7 & 7: Humble vs. Boastful
REFLECTION:
To be heralded at a young age is a special burden. It leaves within the honored and those who surround her a constant need to justify the award, a subtle process that can reorder an individual’s priorities away from growth and exploration and toward familiar and safe terrain. Awards and recognitions always contain within the packaging inducements to see oneself as separate, distinct, superior, even when these feelings are resisted. That is why wise people are often careful to do their good under cover, in quiet ways, not out of false humility but because it ensures the full pleasure of the giving.

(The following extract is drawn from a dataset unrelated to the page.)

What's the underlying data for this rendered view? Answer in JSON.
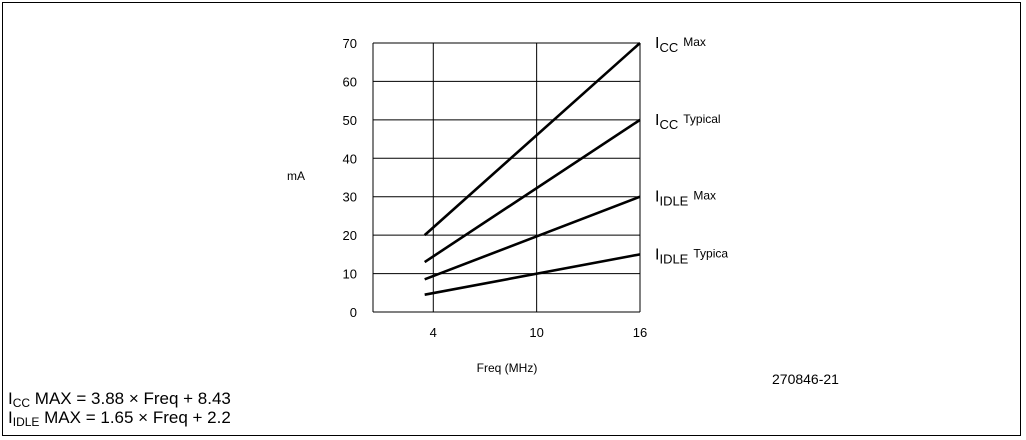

Public displays will always be suspect. For it can be difficult to define in each and every act the complex tangle of motivations. Is this for me or thee? Am I bragging? And if so, doesn’t that take the glow out of the glowworm? Self-praise provides no credible recommendation. It is not the same as self-confidence which is essential to success. The greatness is in the smallness – that is the mystery. With the modesty comes the admiration, accepting that if the applause never comes, still the good that was done will be affirmation enough.
MUSES:
Cato the elder The greatest monarch on the proudest throne is obliged to sit upon his own arse.
Benjamin Franklin
The greatest pleasure I know is to do a good action by stealth, and to have it found out by accident
Charles Lamb
Where there are no tigers, a wildcat is very self-important.
Korean proverb
We are all worms, but I do believe that I am a glow-worm.
Winston Churchill
Self-praise is no recommendation.
Old saying
Do not make yourself so big. You are not so small.
Jewish proverb
A modest man is usually admired – if people ever hear of him.